Imam: U.S. ‘needs to go’
Interviewed by The Times, Sahed the imam said U.S. troops were “respectful to his people and provided security.”
“I tell my people in the mosque to not become suicide bombers and to not kill those who want to help us,” he said.
However, asked about the presence of U.S. troops in his village, Sahed said they “need to go. Get out of Afghanistan or it will never be resolved. Between Islam and the infidel there can never be a relationship.”
“In my personal opinion, the Americans won’t be able to resolve this problem,” he added. “The longer they stay the more likely there will be another attack like Sept. 11. It’s only the Afghan people who will be able to resolve this problem.”
The next day, however, the imam visited the U.S. combat outpost for the first time, bringing a gift of homemade yogurt candy. He told Capt. Thoreen that he had asked his people to stop targeting the U.S. soldiers.
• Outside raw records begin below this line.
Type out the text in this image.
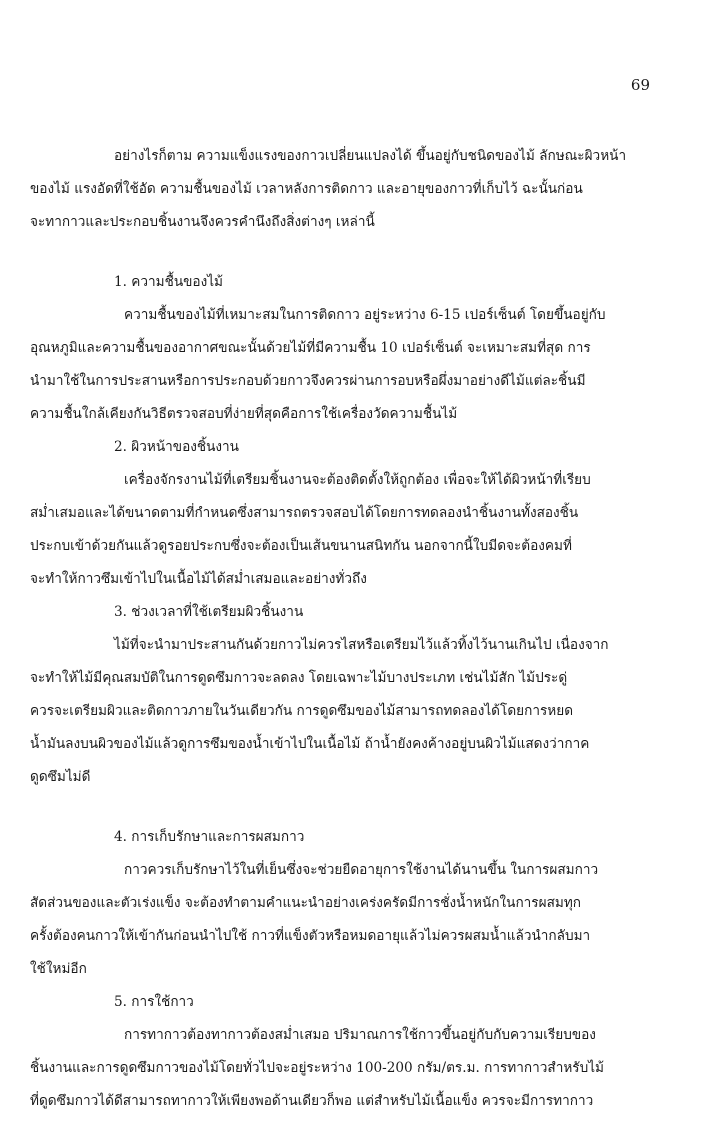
69
อย่างไรก็ตาม ความแข็งแรงของกาวเปลี่ยนแปลงได้ ขึ้นอยู่กับชนิดของไม้ ลักษณะผิวหน้า
ของไม้ แรงอัดที่ใช้อัด ความชื้นของไม้ เวลาหลังการติดกาว และอายุของกาวที่เก็บไว้ ฉะนั้นก่อน
จะทากาวและประกอบชิ้นงานจึงควรคำนึงถึงสิ่งต่างๆ เหล่านี้
1. ความชื้นของไม้
ความชื้นของไม้ที่เหมาะสมในการติดกาว อยู่ระหว่าง 6-15 เปอร์เซ็นต์ โดยขึ้นอยู่กับ
อุณหภูมิและความชื้นของอากาศขณะนั้นด้วยไม้ที่มีความชื้น 10 เปอร์เซ็นต์ จะเหมาะสมที่สุด การ
นำมาใช้ในการประสานหรือการประกอบด้วยกาวจึงควรผ่านการอบหรือผึ่งมาอย่างดีไม้แต่ละชิ้นมี
ความชื้นใกล้เคียงกันวิธีตรวจสอบที่ง่ายที่สุดคือการใช้เครื่องวัดความชื้นไม้
2. ผิวหน้าของชิ้นงาน
เครื่องจักรงานไม้ที่เตรียมชิ้นงานจะต้องติดตั้งให้ถูกต้อง เพื่อจะให้ได้ผิวหน้าที่เรียบ
สม่ำเสมอและได้ขนาดตามที่กำหนดซึ่งสามารถตรวจสอบได้โดยการทดลองนำชิ้นงานทั้งสองชิ้น
ประกบเข้าด้วยกันแล้วดูรอยประกบซึ่งจะต้องเป็นเส้นขนานสนิทกัน นอกจากนี้ใบมีดจะต้องคมที่
จะทำให้กาวซึมเข้าไปในเนื้อไม้ได้สม่ำเสมอและอย่างทั่วถึง
3. ช่วงเวลาที่ใช้เตรียมผิวชิ้นงาน
ไม้ที่จะนำมาประสานกันด้วยกาวไม่ควรไสหรือเตรียมไว้แล้วทิ้งไว้นานเกินไป เนื่องจาก
จะทำให้ไม้มีคุณสมบัติในการดูดซึมกาวจะลดลง โดยเฉพาะไม้บางประเภท เช่นไม้สัก ไม้ประดู่
ควรจะเตรียมผิวและติดกาวภายในวันเดียวกัน การดูดซึมของไม้สามารถทดลองได้โดยการหยด
น้ำมันลงบนผิวของไม้แล้วดูการซึมของน้ำเข้าไปในเนื้อไม้ ถ้าน้ำยังคงค้างอยู่บนผิวไม้แสดงว่ากาค
ดูดซึมไม่ดี
4. การเก็บรักษาและการผสมกาว
กาวควรเก็บรักษาไว้ในที่เย็นซึ่งจะช่วยยืดอายุการใช้งานได้นานขึ้น ในการผสมกาว
สัดส่วนของและตัวเร่งแข็ง จะต้องทำตามคำแนะนำอย่างเคร่งครัดมีการชั่งน้ำหนักในการผสมทุก
ครั้งต้องคนกาวให้เข้ากันก่อนนำไปใช้ กาวที่แข็งตัวหรือหมดอายุแล้วไม่ควรผสมน้ำแล้วนำกลับมา
ใช้ใหม่อีก
5. การใช้กาว
การทากาวต้องทากาวต้องสม่ำเสมอ ปริมาณการใช้กาวขึ้นอยู่กับกับความเรียบของ
ชิ้นงานและการดูดซึมกาวของไม้โดยทั่วไปจะอยู่ระหว่าง 100-200 กรัม/ตร.ม. การทากาวสำหรับไม้
ที่ดูดซึมกาวได้ดีสามารถทากาวให้เพียงพอด้านเดียวก็พอ แต่สำหรับไม้เนื้อแข็ง ควรจะมีการทากาว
Capt. Thoreen said he appreciated the gesture but wasn’t sure whether the imam was telling the truth.
“To some degree we are trying to pull the people of Maywand back over,” he said.
“In some ways, we’re not just fighting for their security but our own and those of the ones we love back home.”
Then he added, referring to the rules of engagement that his forces try to observe, “For our guys, it’s tough. Sometimes they feel they have their hands tied behind their backs.”
Contacted by e-mail after The Times’ reporter and photographer had returned to the U.S., Capt. Thoreen described a clinic his unit had since hosted, which treated 75 locals including 20 women.
“It was a huge success. The people are becoming much more open and friendly,” he said. As evidence of that success, he cited a drop in IED attacks on his soldiers.